I just finished the intro of Haller's book. Glad to know that you liked it.

FridaWrites said...

I have a Harlequin romance for you. I got two free yesterday at a giveaway.

Gertrude said...

My Mom loves Harlequin Romance novels so much that she keeps some in her bedside table. She's been reading a lot of books lately, since she was laid off in the garment factory where she worked for ten years. Since Mom wants to go back in the workforce, Dad decided to find a suitable reemployment services program for her.

Mom's disability is not a reason to be unemployed for too long 'coz there are various dependable worker compensation programs that can be found via the Internet. In other words, a good worker compensation program is a great help for Mom.

Thanks for sharing your love of books, by the way. It's so interesting, William!

william Peace said...

Sorry guys but romance novels are not my thing. I read one in the hospital and was not impressed. I think gender is a big issue here. I like shoot em ups and murder mysteries when sick. When well I read nonfiction of all types.

FridaWrites said...

I am teasing you. What you might like to read a lot more are Nelson DeMille's books.

Terri said...

It isn't gender: couple meets, falls for each other, has deal-breaking conflict, gets back together. Sorry if I ruined a whole genre for you!
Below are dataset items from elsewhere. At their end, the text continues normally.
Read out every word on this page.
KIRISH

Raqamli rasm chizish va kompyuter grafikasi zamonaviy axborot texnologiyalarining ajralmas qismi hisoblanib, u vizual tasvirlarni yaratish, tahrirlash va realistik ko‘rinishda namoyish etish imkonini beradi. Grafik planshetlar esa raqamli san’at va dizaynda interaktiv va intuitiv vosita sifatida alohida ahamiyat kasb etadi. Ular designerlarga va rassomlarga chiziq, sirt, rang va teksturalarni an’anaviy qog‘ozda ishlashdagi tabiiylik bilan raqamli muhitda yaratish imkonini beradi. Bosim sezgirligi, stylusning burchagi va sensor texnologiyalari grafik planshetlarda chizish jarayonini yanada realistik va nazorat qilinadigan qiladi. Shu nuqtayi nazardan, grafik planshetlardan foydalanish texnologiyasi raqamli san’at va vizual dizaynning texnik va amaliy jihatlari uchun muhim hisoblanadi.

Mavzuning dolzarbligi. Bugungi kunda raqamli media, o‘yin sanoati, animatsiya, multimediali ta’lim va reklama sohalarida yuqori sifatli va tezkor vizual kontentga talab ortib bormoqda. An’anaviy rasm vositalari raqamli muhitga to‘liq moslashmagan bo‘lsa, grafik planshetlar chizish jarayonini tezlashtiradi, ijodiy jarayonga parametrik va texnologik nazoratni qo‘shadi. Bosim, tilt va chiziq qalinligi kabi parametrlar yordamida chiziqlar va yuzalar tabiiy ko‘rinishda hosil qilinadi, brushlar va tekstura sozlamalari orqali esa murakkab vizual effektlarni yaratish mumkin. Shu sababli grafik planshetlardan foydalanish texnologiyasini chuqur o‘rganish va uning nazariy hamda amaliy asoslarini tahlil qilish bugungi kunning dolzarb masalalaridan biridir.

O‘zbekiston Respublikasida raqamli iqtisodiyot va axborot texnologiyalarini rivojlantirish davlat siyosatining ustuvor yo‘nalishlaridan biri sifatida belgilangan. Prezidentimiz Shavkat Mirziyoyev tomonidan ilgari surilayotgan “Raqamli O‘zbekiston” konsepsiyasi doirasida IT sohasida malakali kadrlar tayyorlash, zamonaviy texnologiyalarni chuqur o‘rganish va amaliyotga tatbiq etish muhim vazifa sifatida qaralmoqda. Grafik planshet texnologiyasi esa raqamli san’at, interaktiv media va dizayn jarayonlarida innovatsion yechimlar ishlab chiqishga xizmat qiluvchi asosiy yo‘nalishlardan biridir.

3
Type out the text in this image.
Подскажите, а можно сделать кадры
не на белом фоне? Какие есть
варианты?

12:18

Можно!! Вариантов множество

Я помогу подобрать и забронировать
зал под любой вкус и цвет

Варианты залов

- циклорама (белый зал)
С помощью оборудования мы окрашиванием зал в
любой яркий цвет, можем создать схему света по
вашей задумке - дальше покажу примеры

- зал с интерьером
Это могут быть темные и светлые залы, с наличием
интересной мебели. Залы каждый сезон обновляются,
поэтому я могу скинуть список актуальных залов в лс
You are extensively quoted in Beth Haller's book, Dr Peace--awesome!

william Peace said...

Terri, My shootem ups are as predictable as romance novels--and that is part of the draw.

Haller did indeed quote me a number of times. I suspect I am considered a colorful character. Her book is truly important in disability studies. Finally, I have never been comfortable with Dr. Peace--the t seems silly for an anthropologist.